Courant à peine 1 nœud contre nous, courant ou vent d’ailleurs on ne sait pas ? car vent (mais très faible) dans le nez. Cette passe est d’ailleurs difficile à négocier sans moteur, car le vent dominant vient de face, avec un moteur, aucun problème. L’eau est très claire, et il semble que l’on puisse toucher le corail, malgré les 12 m de profondeur. 

Ca y’est, la passe est derrière nous, MOANA est dans le calme du lagon.

Puis on suit le chenal jusqu’au village, situé à 2,5 milles au sud de l’atoll. Il y’a environ 40 m de profondeur, on n’imaginait pas autant de fond dans un atoll. Il y’a par contre des patates de corail à fleur d’eau, ou des récifs un peu partout, mais tous signalés aux abords du chenal. Le chenal est même praticable de nuit, mais on laisse cette aventure là aux petites embarcations locales sans tirant d’eau. 

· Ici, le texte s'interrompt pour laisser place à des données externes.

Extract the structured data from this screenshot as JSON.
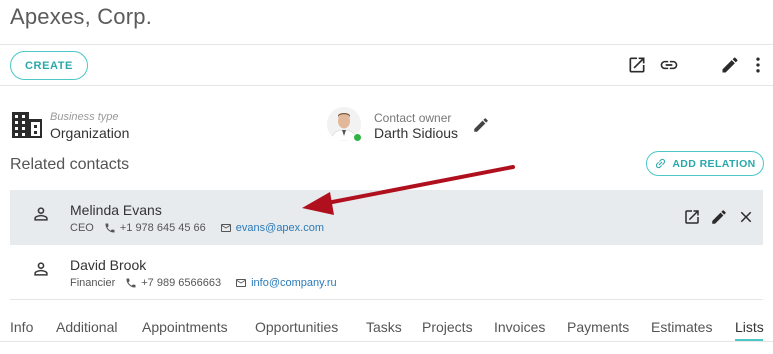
{
  "page": {
    "title": "Apexes, Corp."
  },
  "toolbar": {
    "create_label": "CREATE",
    "icons": [
      "open-external-icon",
      "link-icon",
      "pencil-icon",
      "more-vert-icon"
    ]
  },
  "business": {
    "label": "Business type",
    "value": "Organization"
  },
  "owner": {
    "label": "Contact owner",
    "value": "Darth Sidious",
    "status_color": "#2fb344"
  },
  "related": {
    "title": "Related contacts",
    "add_label": "ADD RELATION",
    "contacts": [
      {
        "name": "Melinda Evans",
        "role": "CEO",
        "phone": "+1 978 645 45 66",
        "email": "evans@apex.com"
      },
      {
        "name": "David Brook",
        "role": "Financier",
        "phone": "+7 989 6566663",
        "email": "info@company.ru"
      }
    ]
  },
  "tabs": [
    "Info",
    "Additional",
    "Appointments",
    "Opportunities",
    "Tasks",
    "Projects",
    "Invoices",
    "Payments",
    "Estimates",
    "Lists"
  ],
  "active_tab": "Lists",
  "colors": {
    "accent": "#4ec7c9",
    "link": "#2b7bb9",
    "arrow": "#b0101e",
    "selected_row": "#e8ebee"
  }
}
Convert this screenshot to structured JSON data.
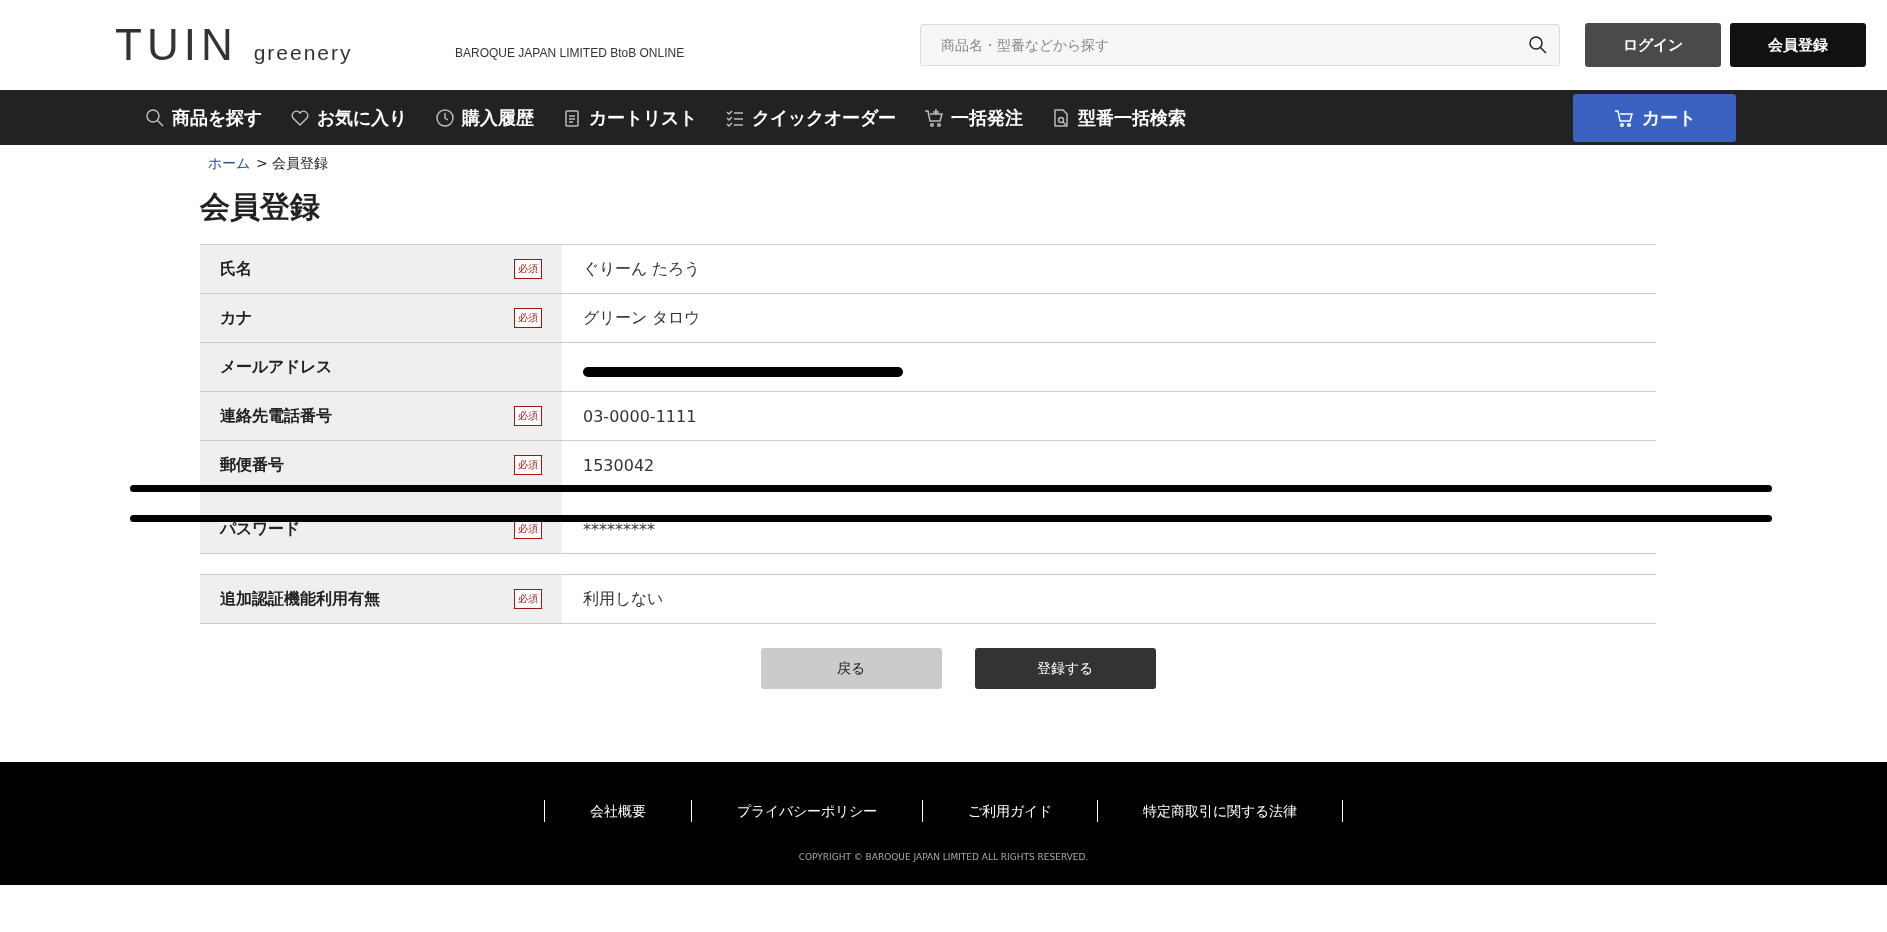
{
  "header": {
    "logo_main": "TUIN",
    "logo_sub": "greenery",
    "tagline": "BAROQUE JAPAN LIMITED BtoB ONLINE",
    "search": {
      "placeholder": "商品名・型番などから探す"
    },
    "buttons": [
      {
        "label": "ログイン",
        "kind": "grey"
      },
      {
        "label": "会員登録",
        "kind": "black"
      }
    ]
  },
  "nav": {
    "items": [
      {
        "label": "商品を探す"
      },
      {
        "label": "お気に入り"
      },
      {
        "label": "購入履歴"
      },
      {
        "label": "カートリスト"
      },
      {
        "label": "クイックオーダー"
      },
      {
        "label": "一括発注"
      },
      {
        "label": "型番一括検索"
      }
    ],
    "cart": "カート"
  },
  "breadcrumb": [
    {
      "label": "ホーム",
      "kind": "link"
    },
    {
      "label": "> 会員登録",
      "kind": "current"
    }
  ],
  "title": "会員登録",
  "form": {
    "rows": [
      {
        "kind": "field",
        "label": "氏名",
        "required_badge": "必須",
        "value": "ぐりーん たろう"
      },
      {
        "kind": "field",
        "label": "カナ",
        "required_badge": "必須",
        "value": "グリーン タロウ"
      },
      {
        "kind": "redacted",
        "label": "メールアドレス"
      },
      {
        "kind": "field",
        "label": "連絡先電話番号",
        "required_badge": "必須",
        "value": "03-0000-1111"
      },
      {
        "kind": "field",
        "label": "郵便番号",
        "required_badge": "必須",
        "value": "1530042"
      },
      {
        "kind": "hidden"
      },
      {
        "kind": "field",
        "label": "パスワード",
        "required_badge": "必須",
        "value": "*********"
      },
      {
        "kind": "spacer"
      },
      {
        "kind": "field",
        "label": "追加認証機能利用有無",
        "required_badge": "必須",
        "value": "利用しない"
      }
    ],
    "buttons": [
      {
        "label": "戻る",
        "kind": "back"
      },
      {
        "label": "登録する",
        "kind": "submit"
      }
    ]
  },
  "footer": {
    "links": [
      "会社概要",
      "プライバシーポリシー",
      "ご利用ガイド",
      "特定商取引に関する法律"
    ],
    "copyright": "COPYRIGHT © BAROQUE JAPAN LIMITED ALL RIGHTS RESERVED."
  }
}
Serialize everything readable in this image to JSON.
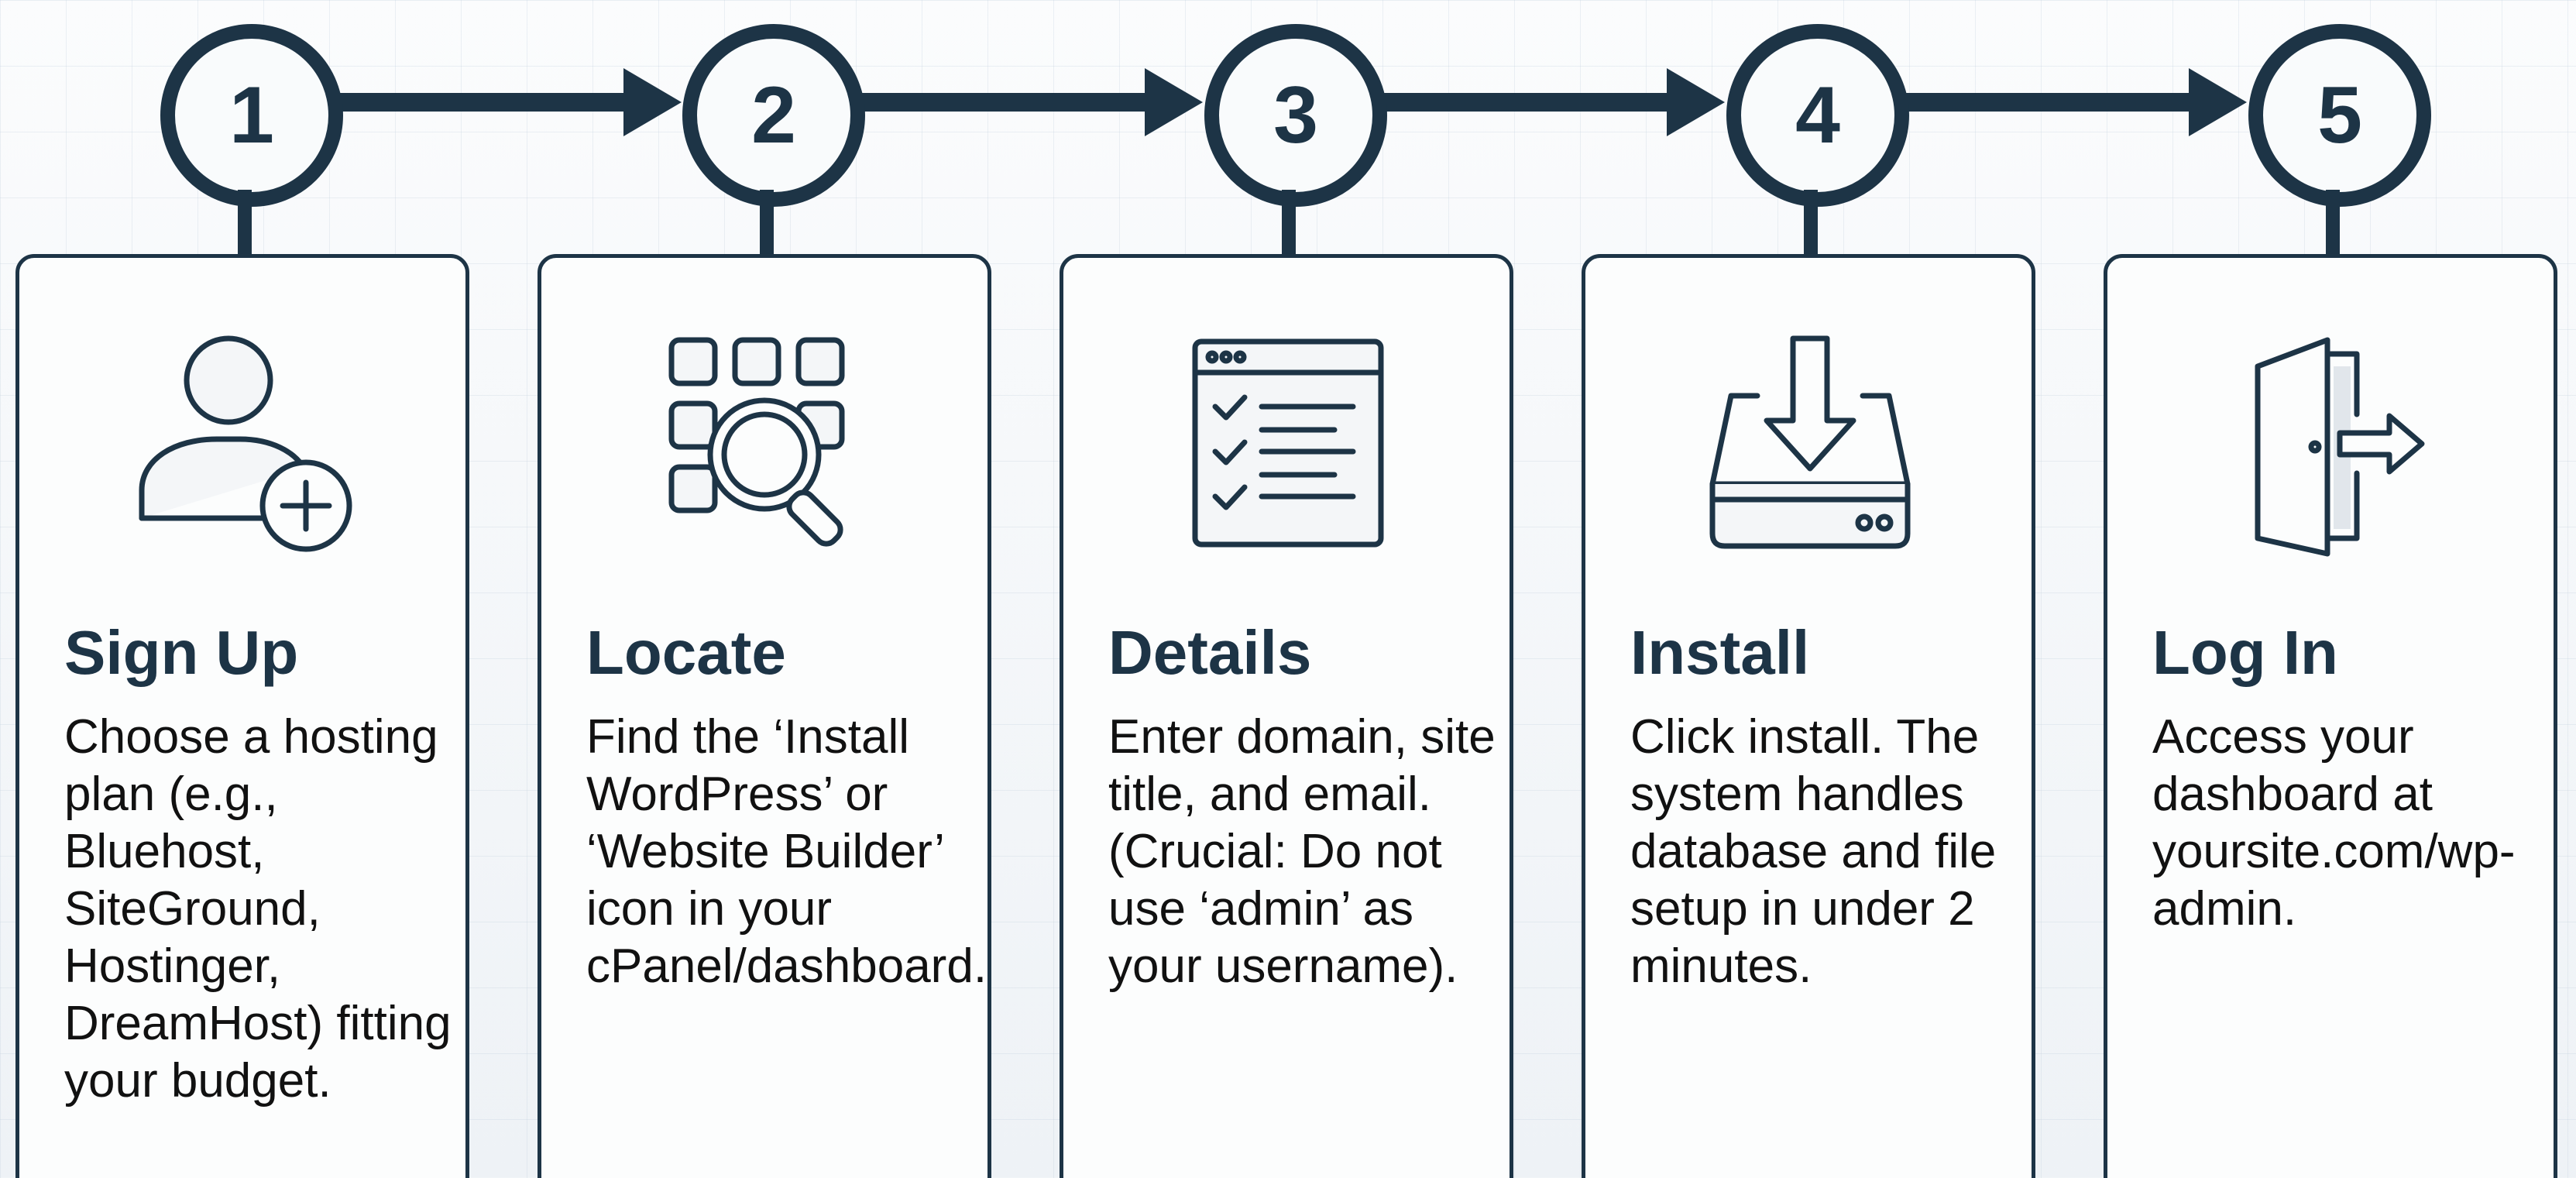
{
  "colors": {
    "primary": "#1d3446",
    "background": "#f3f6f9",
    "card": "#fcfdfd",
    "text": "#111111"
  },
  "steps": [
    {
      "number": "1",
      "icon": "user-add-icon",
      "title": "Sign Up",
      "body": "Choose a hosting\nplan (e.g.,\nBluehost,\nSiteGround,\nHostinger,\nDreamHost) fitting\nyour budget."
    },
    {
      "number": "2",
      "icon": "app-grid-search-icon",
      "title": "Locate",
      "body": "Find the ‘Install\nWordPress’ or\n‘Website Builder’\nicon in your\ncPanel/dashboard."
    },
    {
      "number": "3",
      "icon": "form-checklist-icon",
      "title": "Details",
      "body": "Enter domain, site\ntitle, and email.\n(Crucial: Do not\nuse ‘admin’ as\nyour username)."
    },
    {
      "number": "4",
      "icon": "download-drive-icon",
      "title": "Install",
      "body": "Click install. The\nsystem handles\ndatabase and file\nsetup in under 2\nminutes."
    },
    {
      "number": "5",
      "icon": "door-exit-icon",
      "title": "Log In",
      "body": "Access your\ndashboard at\nyoursite.com/wp-\nadmin."
    }
  ]
}
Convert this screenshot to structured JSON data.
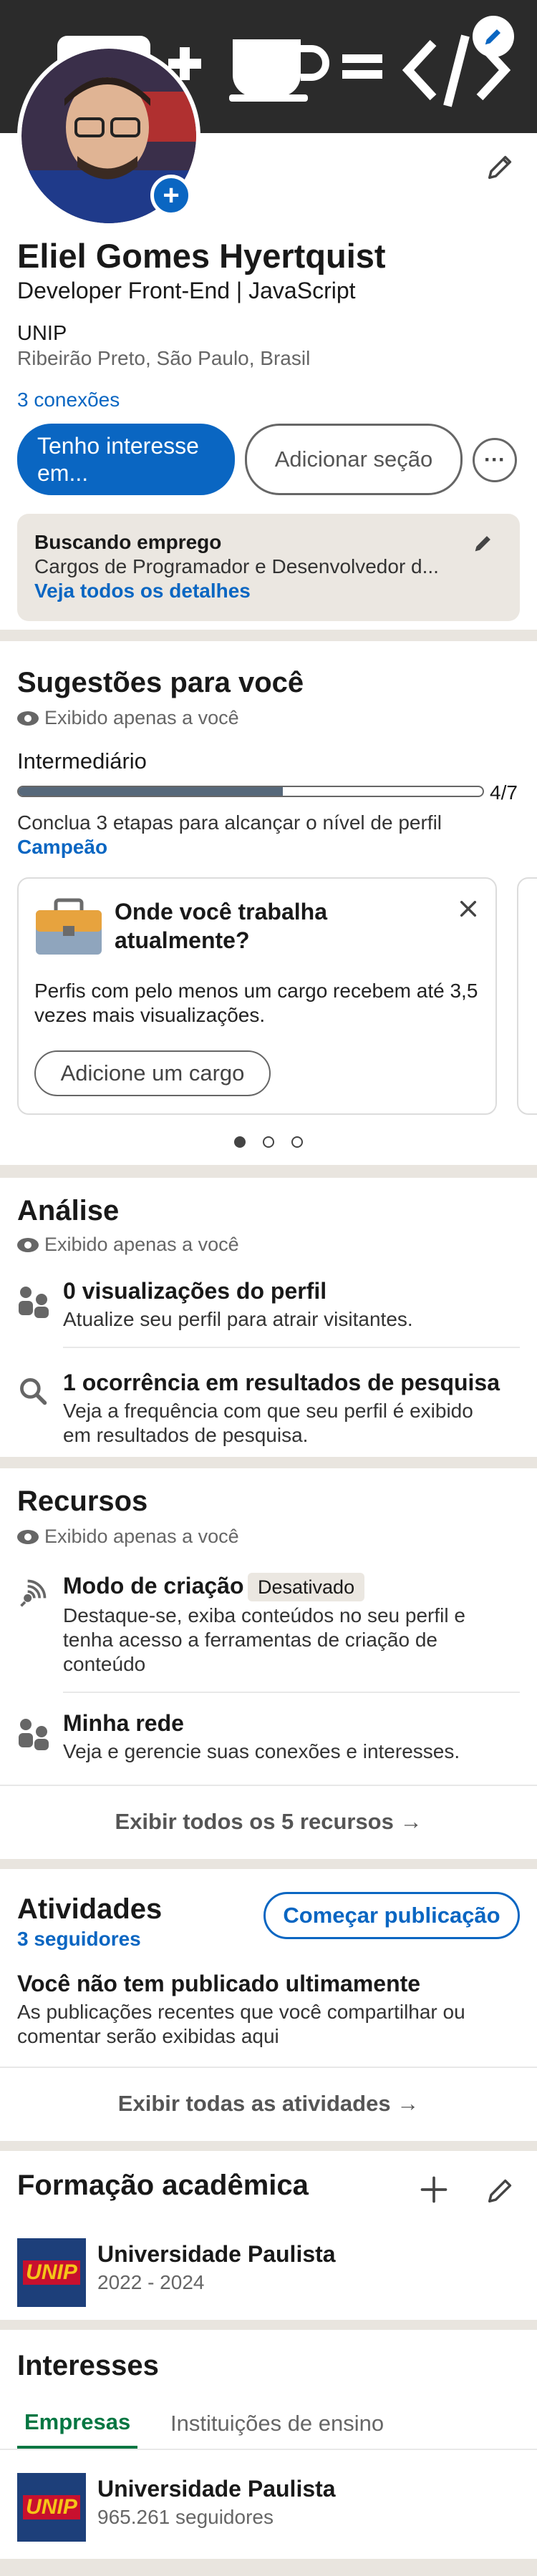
{
  "header": {
    "banner_glyphs": "☕ = </>",
    "add_photo_label": "+"
  },
  "profile": {
    "name": "Eliel Gomes Hyertquist",
    "headline": "Developer Front-End | JavaScript",
    "school": "UNIP",
    "location": "Ribeirão Preto, São Paulo, Brasil",
    "connections": "3 conexões",
    "primary_button": "Tenho interesse em...",
    "secondary_button": "Adicionar seção",
    "more_button": "···"
  },
  "open_to_work": {
    "title": "Buscando emprego",
    "description": "Cargos de Programador e Desenvolvedor d...",
    "link": "Veja todos os detalhes"
  },
  "suggestions": {
    "title": "Sugestões para você",
    "private_label": "Exibido apenas a você",
    "level": "Intermediário",
    "progress_text": "4/7",
    "progress_fraction": 0.57,
    "hint": "Conclua 3 etapas para alcançar o nível de perfil",
    "target_level": "Campeão",
    "card_title": "Onde você trabalha atualmente?",
    "card_text": "Perfis com pelo menos um cargo recebem até 3,5 vezes mais visualizações.",
    "card_button": "Adicione um cargo",
    "dots_total": 3,
    "dots_active": 0
  },
  "analytics": {
    "title": "Análise",
    "private_label": "Exibido apenas a você",
    "items": [
      {
        "title": "0 visualizações do perfil",
        "subtitle": "Atualize seu perfil para atrair visitantes."
      },
      {
        "title": "1 ocorrência em resultados de pesquisa",
        "subtitle_1": "Veja a frequência com que seu perfil é exibido",
        "subtitle_2": "em resultados de pesquisa."
      }
    ]
  },
  "resources": {
    "title": "Recursos",
    "private_label": "Exibido apenas a você",
    "creator_title": "Modo de criação",
    "creator_badge": "Desativado",
    "creator_line_1": "Destaque-se, exiba conteúdos no seu perfil e",
    "creator_line_2": "tenha acesso a ferramentas de criação de",
    "creator_line_3": "conteúdo",
    "network_title": "Minha rede",
    "network_subtitle": "Veja e gerencie suas conexões e interesses.",
    "show_all": "Exibir todos os 5 recursos →"
  },
  "activity": {
    "title": "Atividades",
    "followers": "3 seguidores",
    "start_post_button": "Começar publicação",
    "empty_title": "Você não tem publicado ultimamente",
    "empty_line_1": "As publicações recentes que você compartilhar ou",
    "empty_line_2": "comentar serão exibidas aqui",
    "show_all": "Exibir todas as atividades →"
  },
  "education": {
    "title": "Formação acadêmica",
    "school_name": "Universidade Paulista",
    "years": "2022 - 2024",
    "logo_text": "UNIP"
  },
  "interests": {
    "title": "Interesses",
    "tabs": [
      "Empresas",
      "Instituições de ensino"
    ],
    "active_tab": 0,
    "company_name": "Universidade Paulista",
    "company_followers": "965.261 seguidores",
    "logo_text": "UNIP"
  },
  "colors": {
    "brand_blue": "#0a66c2",
    "link_blue": "#0a66c2",
    "green_tab": "#057642",
    "progress_fill": "#56687a",
    "banner_dark": "#2b2b2b"
  }
}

On contourne la dernière balise rouge, pour entrer dans la zone de mouillage. Lieu doublement protégé, car ancrage derrière un récif, un petit lagon dans le lagon.

Et voilà, on met l’ancre entre deux patates de corail et on se place, ce n’est pas très grand, heureusement nous sommes seuls, l’évitement des autres bateaux et des patates est fantaisiste en cas de renverse du vent. 

Nous sommes devant le village de Tenukupara, avec une vue imprenable sur le motu Poro-Poro, ancrés au même endroit que Joshua (le voilier de Bernard Moitessier) un peu plus de 35 ans plus tôt…

On distingue le récif, ligne bleue claire, presque blanche




Le motu Poro-Poro


Les farés en bois de l’époque Moitessier, les grands cocotiers et les arbres fruitiers ne sont plus là, emportés par les forts vents. 

Une grosse ferme perlière est installée en bordure du motu, sur pilotis.

  Le village de Tenukupara


C’est beau, c’est bleu, et c’est calme.

Il est 8h45. Latitude  14° 32’ 13’’ Sud /  longitude 146° 21’ 26’’ Ouest


Les Tuamotus sont à la même heure que Tahiti, soit une demi-heure de moins que les Marquises situées plus à l’Est, on est donc à TU – 10h (12h de décalage avec la métropole pendant l’heure d’été, le calcul est facile !) 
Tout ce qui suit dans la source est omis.